Comme chaque année au printemps revient l’heure d’établir la déclaration de nos revenus.

MONTESSON, PRINTEMPS 1789…

Après deux années de mauvaises récoltes, de hausse des prix et de disette, les villageois sont aux abois. En juin, les Montessonnais adressent une supplique au roi et une autre à Necker, son ministre des finances ; ils écrivent : « une année de malheur nous réduit à la charité publique… les émigrations se sont déjà fait sentir dans la paroisse, nous comptons plusieurs familles éteintes, ce sont des pertes qui ne se remplacent pas ». L’État surendetté a multiplié les impôts directs : à la taille s’est ajoutée la capitation, puis le vingtième, le dixième… Il faut aussi payer la gabelle sur le sel, les aides sur le vin, etc.

Et quand les manants ont versé la part due au Roi, ils doivent encore s’acquitter des redevances envers le seigneur et le curé.

En 1780, le seigneur Bertin a établi avec précision le montant du cens, qui est une taxe sur les terres et les maisons*. En outre, tout seigneur exerce des droits de police et de justice, peut exiger des journées de corvée sur ses terres notamment pour les vendanges et encore percevoir des taxes pour l’usage du pressoir et du moulin seigneuriaux.

Quant au curé Barrière nommé en 1786, il a aussitôt fait établir un acte notarié spécifiant de façon détaillée tout ce qui lui est dû au titre de la dîme, règlement en argent pour les produits immédiatement consommables ou vendus sur les marchés, et prélèvement en nature sur les récoltes à entreposer dans la grange à dîmes. : « payer à raison de 30 sols par arpent les dîmes sur les asperges, pois, fèves et haricots qui seront récoltés en vert.

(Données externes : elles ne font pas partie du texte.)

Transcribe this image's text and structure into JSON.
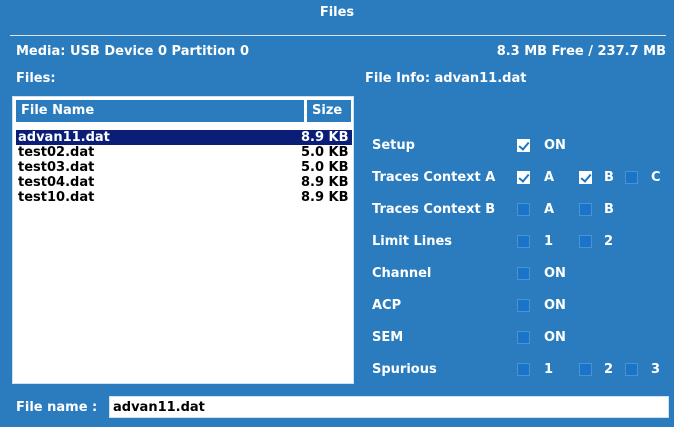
{
  "window": {
    "title": "Files"
  },
  "media": {
    "label": "Media: USB Device 0 Partition 0",
    "free_space": "8.3 MB Free / 237.7 MB"
  },
  "files_label": "Files:",
  "file_info_label": "File Info: advan11.dat",
  "file_list": {
    "columns": [
      "File Name",
      "Size"
    ],
    "rows": [
      {
        "name": "advan11.dat",
        "size": "8.9 KB",
        "selected": true
      },
      {
        "name": "test02.dat",
        "size": "5.0 KB",
        "selected": false
      },
      {
        "name": "test03.dat",
        "size": "5.0 KB",
        "selected": false
      },
      {
        "name": "test04.dat",
        "size": "8.9 KB",
        "selected": false
      },
      {
        "name": "test10.dat",
        "size": "8.9 KB",
        "selected": false
      }
    ]
  },
  "options": [
    {
      "label": "Setup",
      "checks": [
        {
          "label": "ON",
          "checked": true
        }
      ]
    },
    {
      "label": "Traces Context A",
      "checks": [
        {
          "label": "A",
          "checked": true
        },
        {
          "label": "B",
          "checked": true
        },
        {
          "label": "C",
          "checked": false
        }
      ]
    },
    {
      "label": "Traces Context B",
      "checks": [
        {
          "label": "A",
          "checked": false
        },
        {
          "label": "B",
          "checked": false
        }
      ]
    },
    {
      "label": "Limit Lines",
      "checks": [
        {
          "label": "1",
          "checked": false
        },
        {
          "label": "2",
          "checked": false
        }
      ]
    },
    {
      "label": "Channel",
      "checks": [
        {
          "label": "ON",
          "checked": false
        }
      ]
    },
    {
      "label": "ACP",
      "checks": [
        {
          "label": "ON",
          "checked": false
        }
      ]
    },
    {
      "label": "SEM",
      "checks": [
        {
          "label": "ON",
          "checked": false
        }
      ]
    },
    {
      "label": "Spurious",
      "checks": [
        {
          "label": "1",
          "checked": false
        },
        {
          "label": "2",
          "checked": false
        },
        {
          "label": "3",
          "checked": false
        }
      ]
    }
  ],
  "filename": {
    "label": "File name :",
    "value": "advan11.dat"
  },
  "colors": {
    "background": "#2a7cbf",
    "selection": "#0a1e78",
    "checkbox": "#1a75c8"
  }
}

Laisser en nature le dixième des lentilles, pommes de terre, grains, foins, à peine de dix livres d’amende ; faisons défense aux propriétaires de chasselas** et vignes de cueillir aucune des dites treilles avant d’avoir fait leur déclaration au curé ».


UN NOUVEAU SYSTÈME

Le 4 août 1789 les privilèges sont abolis, le cens, la dîme et autres charges envers les nobles et le clergé sont supprimés. Le 26 août, la Déclaration des droits de l’Homme énonce les principes qui sont encore la base de notre fiscalité : l’égalité devant l’impôt, le vote de l’impôt par les représentants des citoyens et le contrôle des dépenses publiques : « Pour l’entretien de la force publique et pour les

dépenses d’administration une contribution commune est indispensable, elle doit être également répartie entre tous les citoyens, en raison de leurs facultés Les citoyens ont le droit de constater par eux-mêmes ou par leurs représentants la necessité de la contribution publique, de la consentir librement, d’en suivre l’emploi et d’en déterminer la quotité, l’assiette, le recouvrement et la durée La société a le droit de demander compte à tout agent public de son administration ».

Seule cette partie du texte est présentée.